The poor woman picked up the table, and wiped up the milk. While she was doing this, he rose, reeled towards a rough couch of pinewood, and in a few minutes was asleep-breathing like a man seized with apoplexy.

Then she sat down, and dropping both hands into her lap, fell into a dull lethargy of despair. She looked several years older than she had done in the morning; all the colour that reviving hope and fresh air had given her was swept away.

Bernard walked in and found his mother sitting there helpless and hopeless. He also saw the man she loved so dearly lying on the couch in his besotted slumber. He paused at the door and took in the scene with a glance full of surprise and pain. After months of good behaviour the old besetting sin had conquered.

Mrs. Keane saw sorrow and scorn in her son's eyes, and shrank away with a shiver. He noted that, and going up to her, said, with the tenderness of a great love in his voice,

'Don't be so troubled, mother; it may never happen again.'

She gave him a look of piteous gratitude, and her tears began to flow like rain; the softness of his tone had thawed the ice at her heart. Bernard let her cry in peace, and, going up to the couch, he placed a cushion under the man's head, seeing which the woman began to sob.

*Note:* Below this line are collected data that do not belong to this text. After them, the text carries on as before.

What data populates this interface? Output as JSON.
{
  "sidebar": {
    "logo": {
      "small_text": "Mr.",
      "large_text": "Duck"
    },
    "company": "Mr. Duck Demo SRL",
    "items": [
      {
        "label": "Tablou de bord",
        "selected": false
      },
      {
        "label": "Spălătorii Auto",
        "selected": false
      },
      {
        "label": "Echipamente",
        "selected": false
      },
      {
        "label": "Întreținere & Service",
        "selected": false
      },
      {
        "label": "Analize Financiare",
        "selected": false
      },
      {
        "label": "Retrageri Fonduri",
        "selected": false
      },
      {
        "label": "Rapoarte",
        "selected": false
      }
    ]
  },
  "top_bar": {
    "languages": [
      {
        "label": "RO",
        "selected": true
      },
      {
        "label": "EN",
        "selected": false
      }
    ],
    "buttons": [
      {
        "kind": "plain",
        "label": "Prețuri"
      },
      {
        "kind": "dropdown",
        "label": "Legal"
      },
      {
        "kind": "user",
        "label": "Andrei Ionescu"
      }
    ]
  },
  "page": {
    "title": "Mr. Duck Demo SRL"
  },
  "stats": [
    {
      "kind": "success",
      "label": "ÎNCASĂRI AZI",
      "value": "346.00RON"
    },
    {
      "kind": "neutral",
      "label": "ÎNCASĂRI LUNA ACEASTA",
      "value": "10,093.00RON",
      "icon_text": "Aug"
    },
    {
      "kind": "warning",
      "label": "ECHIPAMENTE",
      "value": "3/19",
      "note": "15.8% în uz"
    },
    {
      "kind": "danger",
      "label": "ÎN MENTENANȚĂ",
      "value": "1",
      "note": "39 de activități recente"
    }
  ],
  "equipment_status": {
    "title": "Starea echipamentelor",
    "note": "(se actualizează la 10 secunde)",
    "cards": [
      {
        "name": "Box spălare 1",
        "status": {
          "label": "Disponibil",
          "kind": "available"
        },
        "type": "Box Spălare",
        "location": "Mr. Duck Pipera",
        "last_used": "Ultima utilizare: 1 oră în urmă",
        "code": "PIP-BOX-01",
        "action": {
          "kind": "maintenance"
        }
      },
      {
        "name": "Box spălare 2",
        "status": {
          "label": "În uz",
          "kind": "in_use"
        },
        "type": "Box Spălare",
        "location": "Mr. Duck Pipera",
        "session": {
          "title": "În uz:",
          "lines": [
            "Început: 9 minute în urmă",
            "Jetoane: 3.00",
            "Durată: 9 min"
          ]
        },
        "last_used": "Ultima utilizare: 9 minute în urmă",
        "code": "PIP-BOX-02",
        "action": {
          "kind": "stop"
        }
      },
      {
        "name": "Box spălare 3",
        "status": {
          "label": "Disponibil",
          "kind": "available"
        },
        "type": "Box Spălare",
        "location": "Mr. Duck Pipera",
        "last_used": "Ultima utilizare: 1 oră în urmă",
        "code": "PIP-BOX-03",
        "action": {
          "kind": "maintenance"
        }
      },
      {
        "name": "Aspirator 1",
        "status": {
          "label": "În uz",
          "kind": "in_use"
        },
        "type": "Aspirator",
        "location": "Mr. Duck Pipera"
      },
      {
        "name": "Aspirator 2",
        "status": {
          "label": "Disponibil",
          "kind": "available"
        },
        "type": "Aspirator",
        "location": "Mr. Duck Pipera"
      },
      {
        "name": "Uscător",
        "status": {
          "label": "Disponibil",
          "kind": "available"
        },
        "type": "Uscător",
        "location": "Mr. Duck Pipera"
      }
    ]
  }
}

There, he is better now; let him sleep it off, mother. It's not so bad after all. Go to bed, and to-morrow it will be all right.'

She got up wearily, and went into a little back room, sighing a faint good-night.

Bernard went up a few steps to

a garret under the roof, and lay on his humble bed, watching the moon as she rose higher and higher in the sky, flooding his mean dwelling with a silvery radiance beautiful as the happiness which was keeping him awake.

Had he really ever loved before? Could any previous experience be compared to the glory that seemed to crown his existence now? Had his passion for Ursula been anything like it? Was it not pity and an ardent worship of beauty, to which his art made him peculiarly susceptible, rather than the utter devotion he felt towards Ethel Seymour? In his deep desire to respect the dead, he had given an idea of perfect love for his wife which the facts did not entirely carry out. How lovely Ethel had looked in her fresh indignant surprise that so vital a secret should have existed! With what heavenly sweetness she had forgiven him! Not in words, for he had rather been permitted to read the uplifting of her eyes, and in a hundred ways he had felt that her love was stronger than her pride. He believed, as he lay in that still moonlight, that he loved Ethel as he had never loved woman in his life. That other passion had been of earth, this had the holiness of eternity in it. He scarcely thought of the girl's beauty, for her very identity was swallowed up in his own being, and she seemed to have become a part of his very life. In his delicious dreaming, Bernard forgot the trouble that had fallen on his own household; but when the daylight broke, and through the thin flooring he heard the suppressed sobs of a woman in such grief that she had not closed her eyes that night, it went to his heart like a reproach. How could he, how dared he, dream of perfect happiness when his mother suffered so sorely?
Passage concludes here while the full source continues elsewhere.